I have been following recent revelations of cheating at elite high schools and colleges with interest, in part because I attended one of the implicated high schools, and also because the psychology of cheating fascinates me, for personal reasons.
We all grew up hearing, "When you cheat, you only cheat yourself," which is untrue on so many levels. If you cheat on an exam, you harm everyone who didn't, especially if the exam is graded on a curve. And cheating yourself doesn't really enter into it — copying answers doesn't preclude you from grappling with the material, after all.
I speak from experience, as someone who survived third- and fourth-grade arithmetic by cheating. I didn't copy others' answers, though I can't claim I wouldn't have done so if given the chance. Instead, I became adept at secreting tiny copies of class examples in my clothing and surreptitiously pulling them out at key moments.
Why did I do this? Terror.
I was a fairly miserable child. My home life was not happy, and any affection I had been able to glean from my mother had evaporated when I was supplanted by a much-cuter little brother. My peers shunned me — wrong neighborhood, wrong ethnicity, wrong SES, wrong clothes, and, I guess, a general skulking attitude that was the consequence of feeling unloved and unaccepted.

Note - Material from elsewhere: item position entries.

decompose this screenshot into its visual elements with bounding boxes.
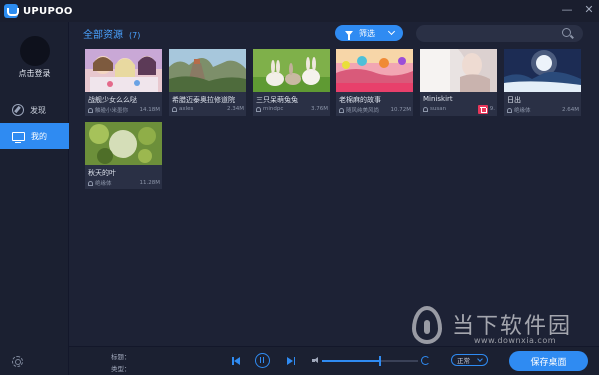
section-heading: 全部资源 (7)	[83, 26, 140, 41]
wallpaper-thumbnail	[420, 49, 497, 92]
play-mode-label: 正常	[457, 357, 470, 365]
volume-fill	[322, 360, 380, 362]
user-icon	[256, 106, 261, 112]
wallpaper-thumbnail	[169, 49, 246, 92]
watermark-url: www.downxia.com	[474, 336, 557, 345]
save-desktop-button[interactable]: 保存桌面	[509, 351, 588, 371]
card-title: 老棉麻的故事	[339, 96, 381, 104]
card-meta: 绝缘体 11.28M	[88, 179, 160, 187]
volume-icon[interactable]	[312, 357, 319, 364]
wallpaper-thumbnail	[85, 49, 162, 92]
close-button[interactable]: ✕	[583, 4, 595, 16]
card-author: axles	[179, 106, 194, 112]
watermark-name: 当下软件园	[452, 314, 573, 339]
card-size: 3.76M	[311, 106, 328, 112]
wallpaper-thumbnail	[253, 49, 330, 92]
watermark: 当下软件园 www.downxia.com	[412, 306, 592, 346]
card-title: 秋天的叶	[88, 169, 116, 177]
card-title: Miniskirt	[423, 95, 453, 103]
wallpaper-card[interactable]: 老棉麻的故事 随风纯美风尚 10.72M	[336, 49, 413, 116]
monitor-icon	[12, 131, 25, 143]
user-icon	[172, 106, 177, 112]
page-title: 全部资源	[83, 30, 123, 41]
card-size: 14.18M	[139, 107, 161, 113]
player-bar: 标题： 类型： 正常 保存桌面	[69, 346, 599, 375]
card-author: 随风纯美风尚	[346, 108, 380, 114]
wallpaper-thumbnail	[504, 49, 581, 92]
card-title: 战舰少女么么哒	[88, 96, 137, 104]
volume-handle[interactable]	[378, 356, 381, 366]
type-label: 类型：	[111, 365, 131, 373]
next-icon[interactable]	[287, 357, 295, 365]
funnel-icon	[345, 30, 353, 40]
card-size: 2.64M	[562, 107, 579, 113]
user-icon	[88, 107, 93, 113]
wallpaper-thumbnail	[336, 49, 413, 92]
card-author: 绝缘体	[95, 181, 112, 187]
card-author: mindpc	[263, 106, 284, 112]
wallpaper-card[interactable]: 希腊迈泰奥拉修道院 axles 2.34M	[169, 49, 246, 116]
previous-icon[interactable]	[232, 357, 240, 365]
minimize-button[interactable]: —	[561, 4, 573, 16]
wallpaper-card[interactable]: 秋天的叶 绝缘体 11.28M	[85, 122, 162, 189]
upupoo-logo-icon	[4, 4, 19, 18]
card-size: 2.34M	[227, 106, 244, 112]
card-size: 11.28M	[139, 180, 161, 186]
chevron-down-icon	[387, 27, 396, 36]
volume-slider[interactable]	[322, 356, 418, 366]
card-author: 绝缘体	[514, 108, 531, 114]
card-meta: 绝缘体 2.64M	[507, 106, 579, 114]
wallpaper-card[interactable]: 三只呆萌兔兔 mindpc 3.76M	[253, 49, 330, 116]
search-input[interactable]	[416, 25, 583, 42]
watermark-logo-icon	[412, 306, 442, 344]
user-icon	[423, 106, 428, 112]
chevron-down-icon	[477, 355, 483, 362]
card-title: 三只呆萌兔兔	[256, 96, 298, 104]
card-meta: 触碰小米墨你 14.18M	[88, 106, 160, 114]
card-title: 希腊迈泰奥拉修道院	[172, 96, 235, 104]
wallpaper-card[interactable]: Miniskirt susan 9.	[420, 49, 497, 116]
title-label: 标题：	[111, 353, 131, 361]
avatar[interactable]	[20, 36, 50, 66]
sidebar-item-discover[interactable]: 发现	[0, 97, 69, 123]
resource-count: (7)	[129, 31, 141, 40]
user-icon	[507, 107, 512, 113]
delete-button[interactable]	[478, 105, 488, 114]
sidebar-item-label: 发现	[30, 105, 46, 115]
filter-button[interactable]: 筛选	[335, 25, 403, 41]
wallpaper-card[interactable]: 战舰少女么么哒 触碰小米墨你 14.18M	[85, 49, 162, 116]
card-title: 日出	[507, 96, 521, 104]
compass-icon	[12, 104, 24, 116]
sidebar-item-label: 我的	[31, 131, 47, 141]
sidebar: 点击登录 发现 我的	[0, 22, 69, 375]
app-logo: UPUPOO	[4, 4, 73, 18]
loop-icon[interactable]	[421, 356, 430, 365]
play-mode-select[interactable]: 正常	[451, 354, 488, 366]
window-controls: — ✕	[561, 4, 595, 16]
user-icon	[88, 180, 93, 186]
settings-icon[interactable]	[12, 356, 23, 367]
search-icon[interactable]	[562, 28, 571, 37]
pause-icon[interactable]	[255, 353, 270, 368]
wallpaper-card[interactable]: 日出 绝缘体 2.64M	[504, 49, 581, 116]
card-meta: axles 2.34M	[172, 106, 244, 112]
sidebar-item-mine[interactable]: 我的	[0, 123, 69, 149]
app-name: UPUPOO	[23, 5, 73, 17]
card-author: 触碰小米墨你	[95, 108, 129, 114]
login-label[interactable]: 点击登录	[0, 68, 69, 79]
user-icon	[339, 107, 344, 113]
card-size: 9.	[489, 106, 495, 112]
card-meta: 随风纯美风尚 10.72M	[339, 106, 411, 114]
filter-label: 筛选	[359, 28, 375, 38]
card-meta: mindpc 3.76M	[256, 106, 328, 112]
wallpaper-thumbnail	[85, 122, 162, 165]
card-size: 10.72M	[390, 107, 412, 113]
title-bar: UPUPOO — ✕	[0, 0, 599, 22]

My one asset, as I understood it, was that I was very, very smart. This was not an unmixed blessing — my mother and grandmother lamented, often and audibly, what a shame if was that the brains had gone to the girl
while the looks and personality went to the boy, and my desire to study was not supported. (All of this made my brother feel great, too, as you might imagine.) But being a highly verbal early reader earned me valuable points with teachers, which I drank up in lieu of mother love.
The problem was, I had a block against arithmetic. I could not internalize the multiplication tables, could not begin to fathom division. I truly don't know whether this was classic sexism-sparked math anxiety or simple slowness; I suspect the latter. Whatever it was, it was exacerbated by my anxiety that if I could not perform, I would lose my only avenue to affection and acceptance—and I would rather have died. I grappled with the material as best I could, but I knew I would fail miserably if I relied on myself alone, and I was too fearful to ask for help, so I addressed the problem in the only way I could think of.

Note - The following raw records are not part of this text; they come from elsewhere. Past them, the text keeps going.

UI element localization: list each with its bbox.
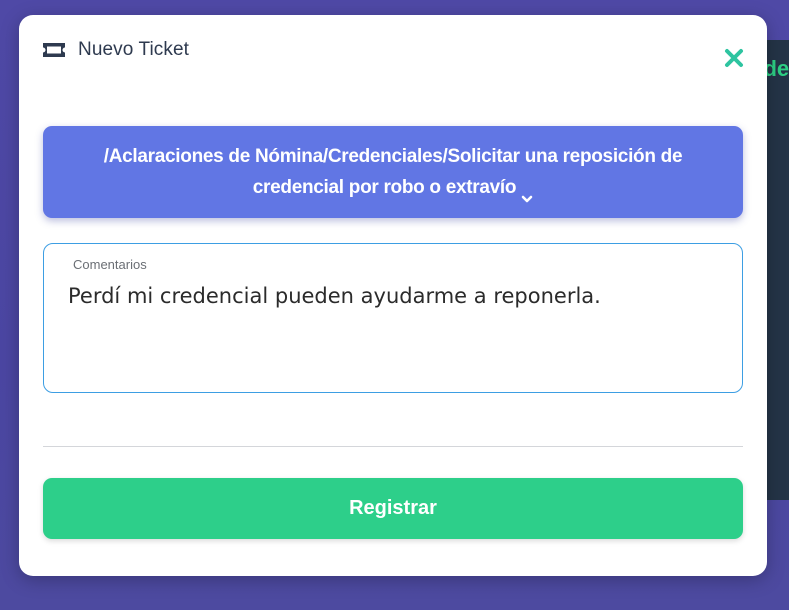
ticket-icon <box>42 41 66 59</box>
close-icon <box>725 49 743 67</box>
modal-title: Nuevo Ticket <box>78 39 190 60</box>
register-button[interactable]: Registrar <box>43 478 743 539</box>
category-text-wrapper: /Aclaraciones de Nómina/Credenciales/Sol… <box>73 141 713 203</box>
category-label: /Aclaraciones de Nómina/Credenciales/Sol… <box>103 146 683 198</box>
chevron-down-icon <box>521 183 533 203</box>
register-button-label: Registrar <box>349 497 437 519</box>
comments-textarea[interactable]: Perdí mi credencial pueden ayudarme a re… <box>68 284 718 374</box>
category-dropdown-button[interactable]: /Aclaraciones de Nómina/Credenciales/Sol… <box>43 126 743 218</box>
modal-header: Nuevo Ticket <box>42 39 189 61</box>
comments-field: Comentarios Perdí mi credencial pueden a… <box>43 243 743 393</box>
close-button[interactable] <box>722 46 746 70</box>
new-ticket-modal: Nuevo Ticket /Aclaraciones de Nómina/Cre… <box>19 15 767 576</box>
comments-label: Comentarios <box>73 257 147 272</box>
divider <box>43 446 743 447</box>
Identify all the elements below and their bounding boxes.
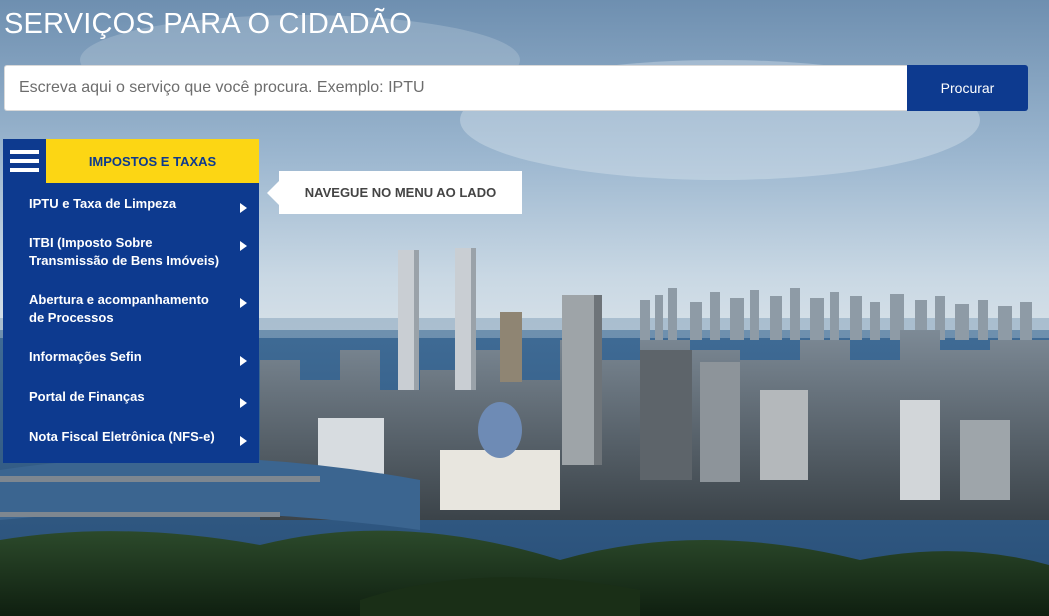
- search-button[interactable]: Procurar: [907, 65, 1028, 111]
- menu-item-iptu[interactable]: IPTU e Taxa de Limpeza: [3, 185, 259, 223]
- menu-item-label: IPTU e Taxa de Limpeza: [29, 196, 177, 211]
- triangle-right-icon: [240, 436, 247, 446]
- triangle-right-icon: [240, 298, 247, 308]
- menu-item-itbi[interactable]: ITBI (Imposto Sobre Transmissão de Bens …: [3, 223, 259, 280]
- search-bar: Procurar: [4, 65, 1028, 111]
- triangle-right-icon: [240, 203, 247, 213]
- hamburger-line: [10, 150, 39, 154]
- triangle-right-icon: [240, 398, 247, 408]
- triangle-right-icon: [240, 241, 247, 251]
- menu-item-label: Informações Sefin: [29, 349, 142, 364]
- menu-item-label: Abertura e acompanhamento de Processos: [29, 291, 209, 325]
- triangle-right-icon: [240, 356, 247, 366]
- menu-item-label: Portal de Finanças: [29, 389, 145, 404]
- menu-hint-callout: NAVEGUE NO MENU AO LADO: [267, 171, 522, 214]
- page-title: SERVIÇOS PARA O CIDADÃO: [4, 8, 413, 40]
- hamburger-line: [10, 168, 39, 172]
- menu-item-label: ITBI (Imposto Sobre Transmissão de Bens …: [29, 234, 220, 268]
- hamburger-line: [10, 159, 39, 163]
- menu-list: IPTU e Taxa de Limpeza ITBI (Imposto Sob…: [3, 183, 259, 463]
- menu-item-label: Nota Fiscal Eletrônica (NFS-e): [29, 429, 215, 444]
- search-input[interactable]: [4, 65, 907, 111]
- menu-item-portal-de-financas[interactable]: Portal de Finanças: [3, 377, 259, 417]
- services-menu: IMPOSTOS E TAXAS IPTU e Taxa de Limpeza …: [3, 139, 259, 463]
- category-tab-impostos-e-taxas[interactable]: IMPOSTOS E TAXAS: [46, 139, 259, 183]
- menu-header: IMPOSTOS E TAXAS: [3, 139, 259, 183]
- hamburger-icon[interactable]: [3, 139, 46, 183]
- menu-item-nfs-e[interactable]: Nota Fiscal Eletrônica (NFS-e): [3, 417, 259, 457]
- menu-item-informacoes-sefin[interactable]: Informações Sefin: [3, 337, 259, 377]
- menu-item-processos[interactable]: Abertura e acompanhamento de Processos: [3, 280, 259, 337]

I never got caught. One boy in my fourth-grade class was on to me and tried to alert the teacher, but she refused to believe that a superior student would do such a thing, and suggested he was motivated by envy, and he gave up.
Fortunately, my fifth-grade teacher had both X-ray vision and a compassionate heart. He discerned fairly quickly that my grasp of numbers was primitive, and offered me extra help while praising my essay writing and creative ability highly. Even more important, he expressed apparently genuine affection for every kid in the class, whiz kids and slow learners alike. It was the first time I felt that my likability was not tied to achievement.

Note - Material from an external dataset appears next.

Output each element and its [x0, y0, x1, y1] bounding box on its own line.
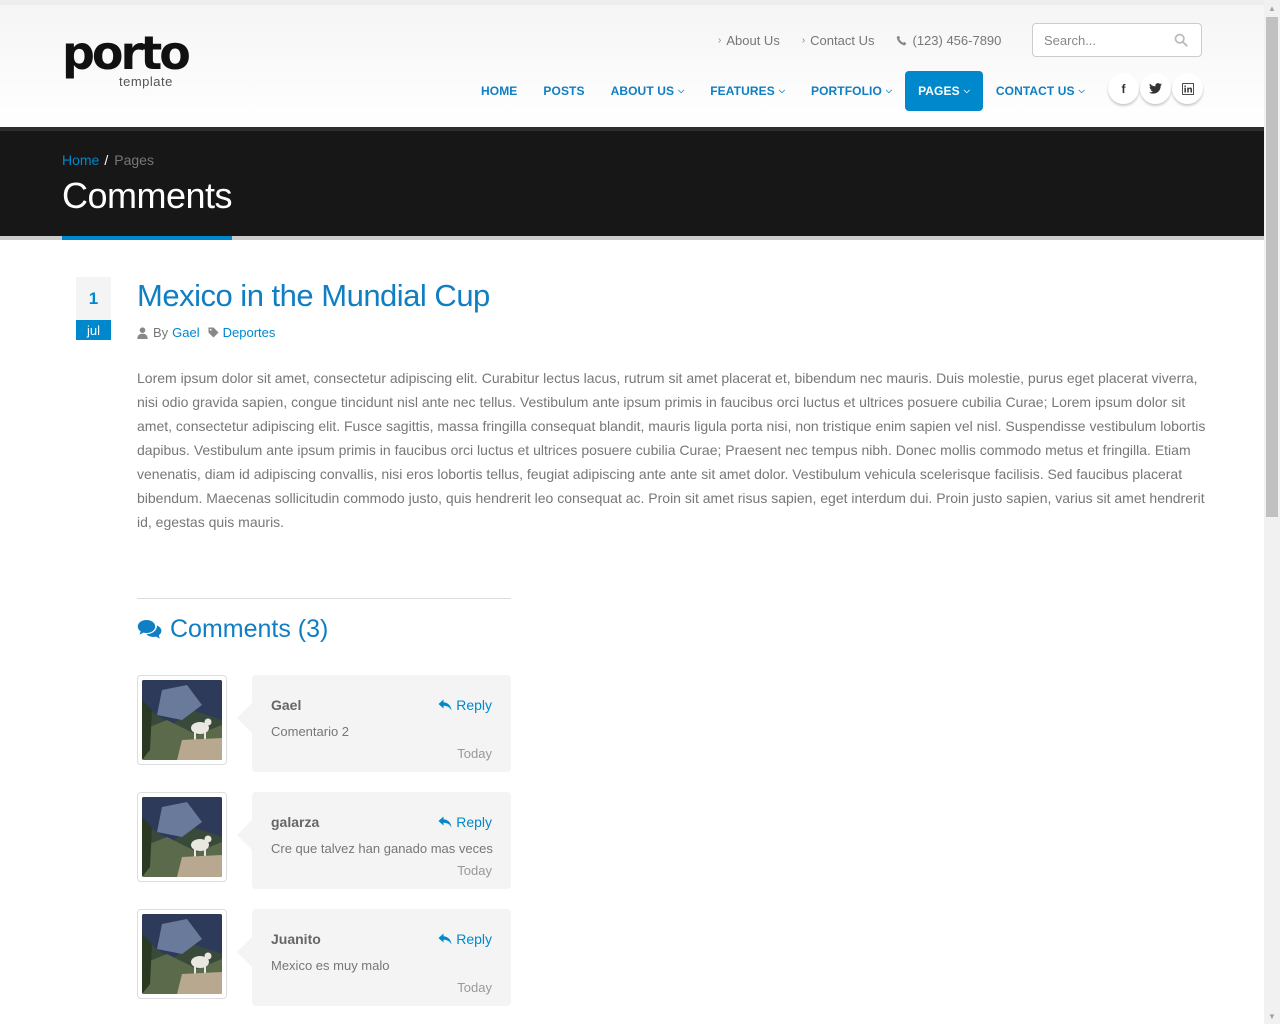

I caught up that year, and continued to do all right until I hit calculus in high school, at which point I did enough extra credit work to earn a mercy C and never attempted anything so ambitious again. And I came to understand the moral implications of cheating, and worked hard to take responsibility for my own work and to ask for help when I needed it.
But that was after I had been given the gift of acceptance. Reading some of the students' reasons (all right, rationalizations) for cheating makes me think that many were never given this gift. They still feel their self-worth depends on their performance—acing tests, getting into the best schools, hopping the fast track to an impressive career.
I believe cheating is wrong and merits serious consequences. However, it might also be a good idea to turn down the heat a bit at these competitive schools; to help kids to achieve a sense of worth derived from other sources—from being a good person, a loyal friend, or just, as I learned in the fifth grade, from being. (Thank you, Mr, Gelman, wherever you are!)